Não é exagero dizer que olhar para trás é tão importante quanto olhar para frente para inovar na medicina e a história recente da reconstrução do LCA (ligamento cruzado anterior) é prova disso, já que a técnica, nas últimas quatro décadas, evoluiu de forma pendular.
Quando olhamos a medicina em perspectiva histórica, é possível afirmar que ela funciona como um pêndulo: métodos antigos são constantemente revisitados e apresentam soluções que, combinadas a recursos novos, mostram-se mais eficientes do que as técnicas em vigor. Por isso, olhar para trás é tão importante para inovar na medicina.
Esse é o caso da reconstrução do LCA, uma técnica que, nas últimas quatro décadas, passou por ao menos três grandes inovações.
No início da década de 1980, o ligamento cruzado anterior começou a ser reconstruído de fato. Usava-se a cirurgia aberta para a colocar o enxerto respeitando a posição anatômica do ligamento. A técnica precedente consistia em fazer reforços extra-articulares para estabilizar o joelho.
Da cirurgia aberta para a artroscopia
A cirurgia “aberta”, em fins da década de 1980 e início da de 1990, foi substituída pela artroscopia, um procedimento bem menos invasivo, com ganhos inegáveis à saúde do paciente, incluindo uma recuperação mais rápida, por oferecer menos danos a tecidos adjacentes da articulação.
Contudo a nova técnica substituiu a colocação do enxerto numa posição anatômica pela colocação dele de forma isométrica, posição em que o enxerto não se alonga nem se contrai ao longo de todo o arco de movimento do joelho.
Essa primeira técnica artroscópica era denominada de transtibial, pois começa pela construção de um túnel na tíbia para depois se construir o túnel femoral, nos quais o enxerto é fixado, conectando-se aos dois ossos e ajudando na estabilização da articulação.
Embora tenha sido um inegável avanço, a técnica transtibial, que se mostrava mais apropriada à cirurgia artroscópica num primeiro momento, impedia que o enxerto fosse fixado em sua posição natural.
O enxerto na reconstrução do LCA
Em meados da década de 2000, o ortopedista sino-americano, Dr. Freddie Fu, de quem tive o prazer de ser o auxiliar direto para assuntos científicos e de ensino na Universidade de Pittsburgh (Pitt.), realizava estudos com a finalidade de testar a eficiência do enxerto com dupla banda no lugar da banda simples, usado desde as primeiras reconstruções do LCA.
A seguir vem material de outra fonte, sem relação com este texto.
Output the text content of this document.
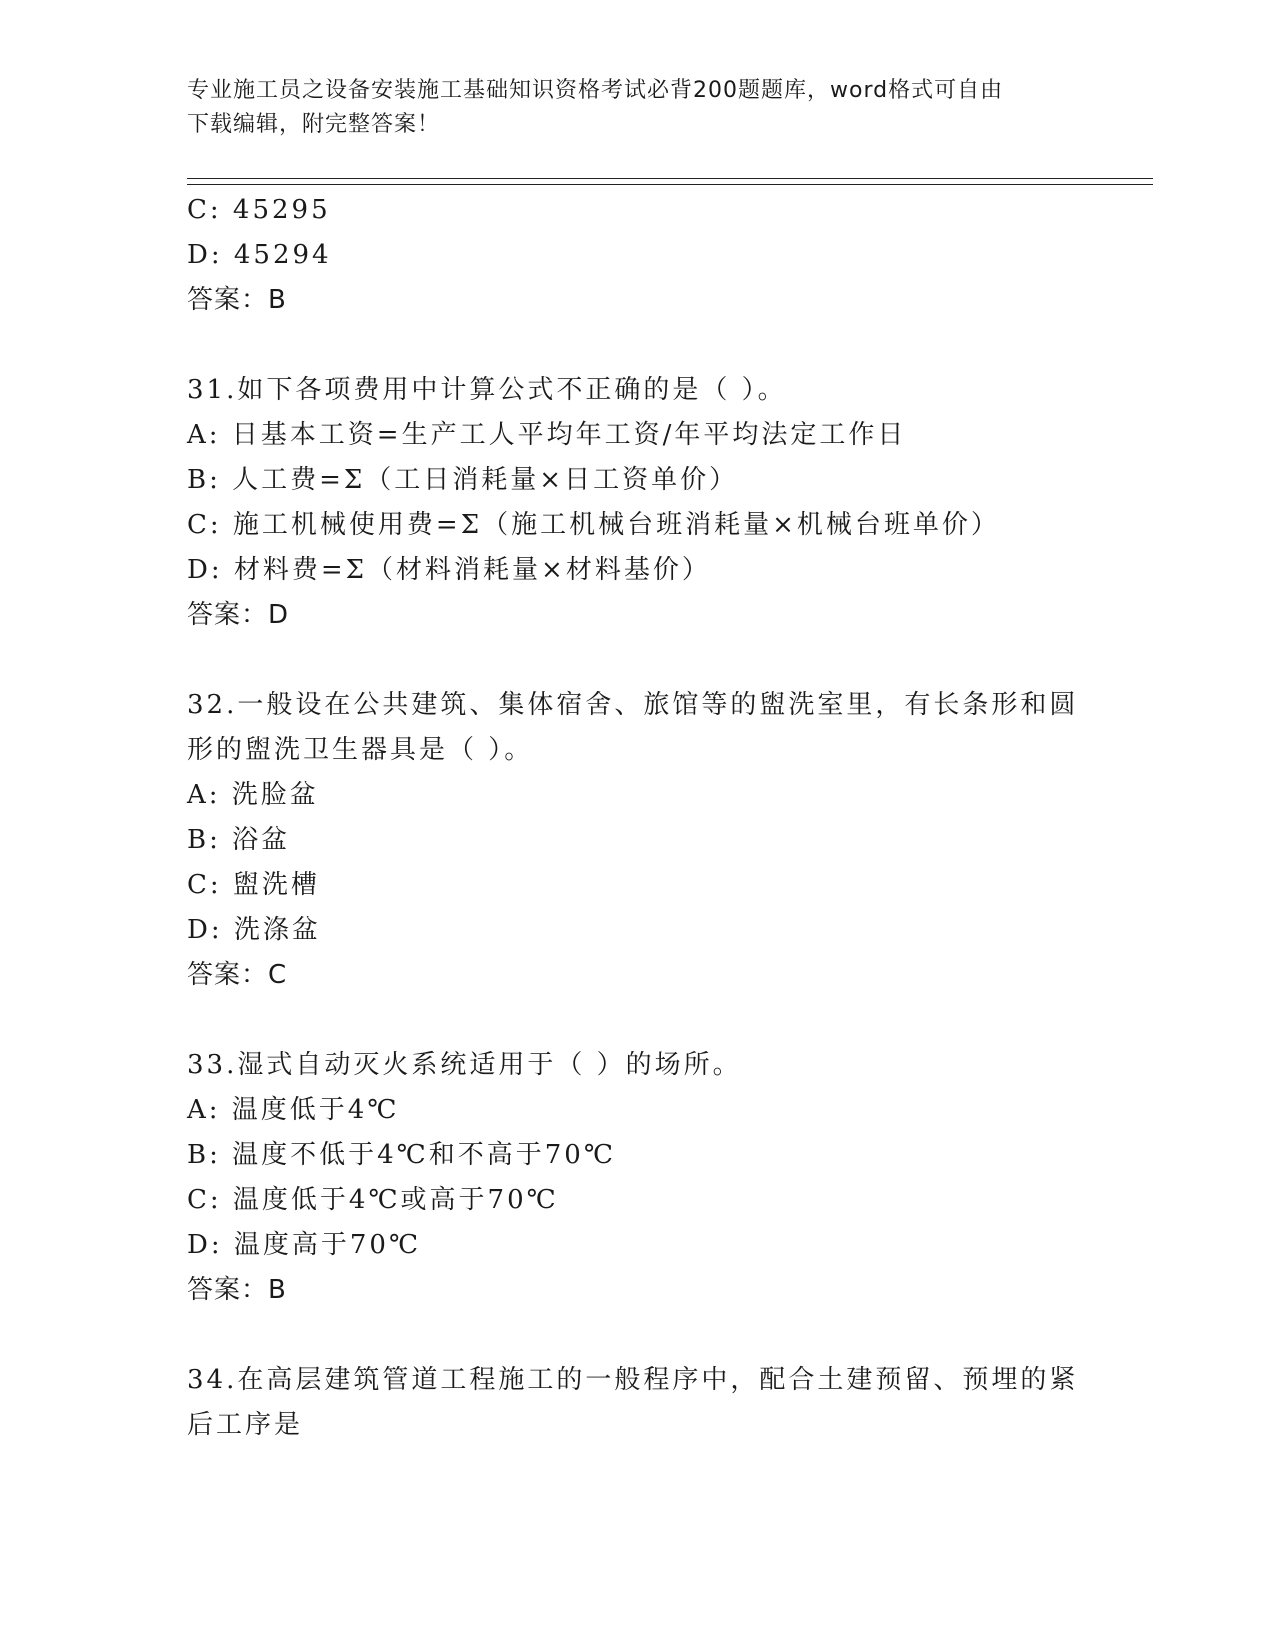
专业施工员之设备安装施工基础知识资格考试必背200题题库，word格式可自由
下载编辑，附完整答案！
C: 45295
D: 45294
答案：B
31.如下各项费用中计算公式不正确的是（ ）。
A: 日基本工资=生产工人平均年工资/年平均法定工作日
B: 人工费=Σ（工日消耗量×日工资单价）
C: 施工机械使用费=Σ（施工机械台班消耗量×机械台班单价）
D: 材料费=Σ（材料消耗量×材料基价）
答案：D
32.一般设在公共建筑、集体宿舍、旅馆等的盥洗室里，有长条形和圆
形的盥洗卫生器具是（ ）。
A: 洗脸盆
B: 浴盆
C: 盥洗槽
D: 洗涤盆
答案：C
33.湿式自动灭火系统适用于（ ）的场所。
A: 温度低于4℃
B: 温度不低于4℃和不高于70℃
C: 温度低于4℃或高于70℃
D: 温度高于70℃
答案：B
34.在高层建筑管道工程施工的一般程序中，配合土建预留、预埋的紧
后工序是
Seus trabalhos, porém, acabaram levando os cirurgiões do joelho a constatarem que o mais importante para tornar a técnica artroscópica de reconstrução do LCA mais eficiente era resgatar a colocação do enxerto de forma anatômica.
Chegava-se, então, o momento de casar o passado, representado pela colocação do enxerto em sua posição anatômica, e o presente, simbolizado pelas técnicas artroscópicas em constante avanço. Gerava-se, assim, o “futuro” que hoje vivemos, em que, por meio de cirurgias artroscópicas, é possível colocar o enxerto do LCA na posição natural.
Mais longevidade e saúde à articulação
No artigo científico que escrevi e publiquei em 2015, no Journal of Bone and Joint Surgery, intitulado “ACL Graft Position Affects in Situ Graft Force Following ACL Reconstruction”, mostro que, em uma reconstrução do LCA, a colocação do enxerto na posição anatômica, por meio de artroscopia, reproduz mais fidedignamente as forças que passam pelo ligamento do que na posição isométrica.
Na prática, isso significa que, anatomicamente inserido, o enxerto tende a conferir mais longevidade e saúde à articulação.